Search bots

OpenAlex crawler

OpenAlex, run by the non-profit OurResearch, is a free and open catalogue of the global research system — papers, authors, institutions, venues, and concepts — offered as data and an API. Its crawler and harvesters gather scholarly metadata and links to build an open scientific knowledge graph. It is a research-metadata aggregator rather than a general web search engine.

Verified against primary sources

What this means

OpenAlex provides an open, comprehensive index of scholarly entities and their relationships, intended as a successor to the discontinued Microsoft Academic Graph. It is published openly as data and via an API by the non-profit OurResearch.

If you host scholarly content or metadata, OpenAlex may gather links and metadata about it to enrich its open graph. This is research-metadata aggregation, not general web search indexing.

How it identifies itself

OpenAlex collection carries an OpenAlex/OurResearch-identifying user-agent, and much of its data is assembled from open sources, Crossref, and repository metadata rather than broad page crawling. Match on the OpenAlex identity rather than an exact version string.

As with any crawler, the user-agent is a claim and can be copied. Corroborate with behaviour where authenticity matters.

Operator: OurResearch (OpenAlex open scholarly catalogue)
Scope: papers, authors, institutions, venues, concepts
Built largely from open metadata sources and Crossref

robots.txt considerations

To express a crawl preference for OpenAlex, target its documented user-agent token in robots.txt.
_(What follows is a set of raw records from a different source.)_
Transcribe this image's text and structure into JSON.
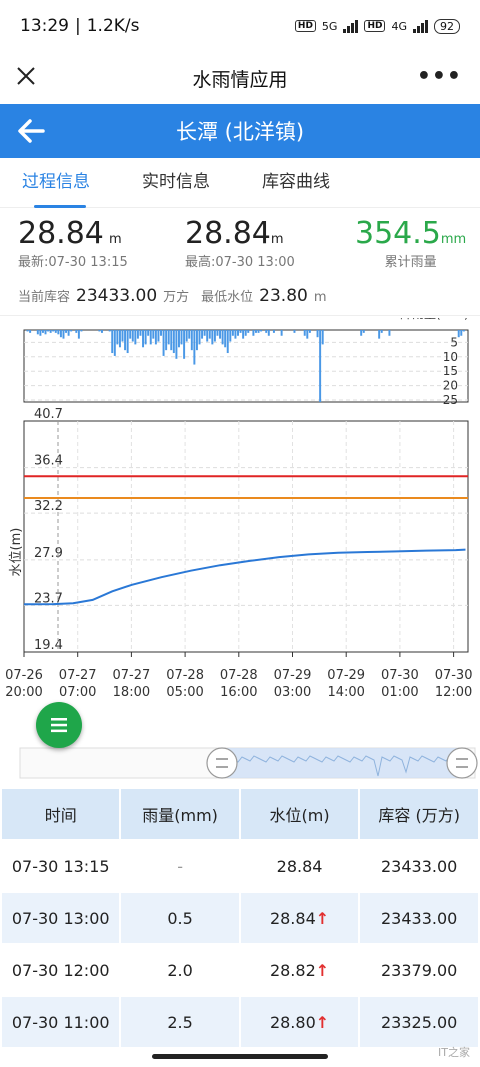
{
  "status_bar": {
    "time": "13:29",
    "speed": "1.2K/s",
    "net1": "5G",
    "net2": "4G",
    "battery": "92"
  },
  "app": {
    "title": "水雨情应用"
  },
  "header": {
    "station": "长潭 (北洋镇)"
  },
  "tabs": [
    {
      "label": "过程信息",
      "active": true
    },
    {
      "label": "实时信息",
      "active": false
    },
    {
      "label": "库容曲线",
      "active": false
    }
  ],
  "stats": {
    "latest_value": "28.84",
    "latest_unit": "m",
    "latest_label": "最新:07-30 13:15",
    "max_value": "28.84",
    "max_unit": "m",
    "max_label": "最高:07-30 13:00",
    "rain_value": "354.5",
    "rain_unit": "mm",
    "rain_label": "累计雨量",
    "storage_label": "当前库容",
    "storage_value": "23433.00",
    "storage_unit": "万方",
    "min_label": "最低水位",
    "min_value": "23.80",
    "min_unit": "m"
  },
  "chart_data": [
    {
      "type": "bar",
      "title": "",
      "ylabel": "降雨量(mm)",
      "ylim": [
        0,
        25
      ],
      "yticks": [
        "5",
        "10",
        "15",
        "20",
        "25"
      ],
      "values": [
        0,
        0.5,
        1,
        0,
        0,
        1.5,
        2,
        1,
        1.5,
        0.5,
        1,
        0.5,
        1,
        1.5,
        2.5,
        3,
        1,
        2,
        0.5,
        0,
        1,
        3,
        0.5,
        0,
        0,
        0,
        0,
        0,
        0,
        0.5,
        1,
        0,
        0,
        0.5,
        8,
        9,
        5,
        6,
        4,
        7,
        8,
        3,
        4,
        5,
        3,
        2,
        6,
        5,
        2,
        5,
        3,
        5,
        4,
        2,
        9,
        7,
        5,
        7,
        8,
        10,
        6,
        5,
        10,
        4,
        3,
        7,
        12,
        7,
        5,
        3,
        2,
        4,
        3,
        5,
        4,
        2,
        3,
        5,
        6,
        8,
        4,
        2,
        3,
        2,
        1,
        3,
        2,
        1,
        0,
        2,
        1,
        1,
        0.5,
        0,
        1,
        2,
        0,
        1,
        0,
        0,
        2,
        0,
        0,
        0,
        0,
        1,
        0,
        0,
        0,
        2,
        3,
        1,
        0,
        0,
        2.5,
        25,
        5,
        0,
        0,
        0,
        0,
        0,
        0,
        0,
        0,
        0,
        0,
        0,
        0,
        0,
        0,
        2,
        1,
        0,
        0,
        0,
        0,
        0,
        3,
        1,
        0,
        0,
        2,
        0,
        0,
        0,
        0,
        0,
        0,
        0,
        0,
        0,
        0,
        0,
        0,
        0,
        0,
        0,
        0,
        0,
        0,
        0,
        0,
        0,
        0,
        0,
        0,
        0,
        0,
        2.5,
        2.0,
        0.5,
        0
      ]
    },
    {
      "type": "line",
      "title": "",
      "ylabel": "水位(m)",
      "ylim": [
        19.4,
        40.7
      ],
      "yticks": [
        "40.7",
        "36.4",
        "32.2",
        "27.9",
        "23.7",
        "19.4"
      ],
      "xticks": [
        "07-26\n20:00",
        "07-27\n07:00",
        "07-27\n18:00",
        "07-28\n05:00",
        "07-28\n16:00",
        "07-29\n03:00",
        "07-29\n14:00",
        "07-30\n01:00",
        "07-30\n12:00"
      ],
      "thresholds": [
        {
          "value": 35.6,
          "color": "#e02424"
        },
        {
          "value": 33.6,
          "color": "#ea8a1e"
        }
      ],
      "series": [
        {
          "color": "#2a78d6",
          "x_hours": [
            0,
            6,
            10,
            14,
            18,
            22,
            28,
            34,
            40,
            46,
            52,
            58,
            64,
            70,
            76,
            82,
            88,
            90
          ],
          "y": [
            23.8,
            23.82,
            23.9,
            24.2,
            25.0,
            25.6,
            26.3,
            26.9,
            27.4,
            27.8,
            28.15,
            28.4,
            28.55,
            28.62,
            28.68,
            28.75,
            28.8,
            28.84
          ]
        }
      ],
      "xrange_hours": [
        0,
        90.5
      ]
    }
  ],
  "table": {
    "headers": [
      "时间",
      "雨量(mm)",
      "水位(m)",
      "库容 (万方)"
    ],
    "rows": [
      {
        "time": "07-30 13:15",
        "rain": "-",
        "level": "28.84",
        "storage": "23433.00",
        "up": false
      },
      {
        "time": "07-30 13:00",
        "rain": "0.5",
        "level": "28.84",
        "storage": "23433.00",
        "up": true
      },
      {
        "time": "07-30 12:00",
        "rain": "2.0",
        "level": "28.82",
        "storage": "23379.00",
        "up": true
      },
      {
        "time": "07-30 11:00",
        "rain": "2.5",
        "level": "28.80",
        "storage": "23325.00",
        "up": true
      }
    ],
    "arrow": "↑"
  }
}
Because OpenAlex assembles much of its graph from open metadata and partner sources, blocking a direct crawler may not remove metadata sourced elsewhere.

robots.txt is honoured by compliant crawlers and is not an access control.

How it appears in analytics and logs

An OpenAlex request means an open scholarly catalogue harvested research metadata or links related to your content. It is academic-metadata bot traffic, not a human visit and not a general web-search crawl.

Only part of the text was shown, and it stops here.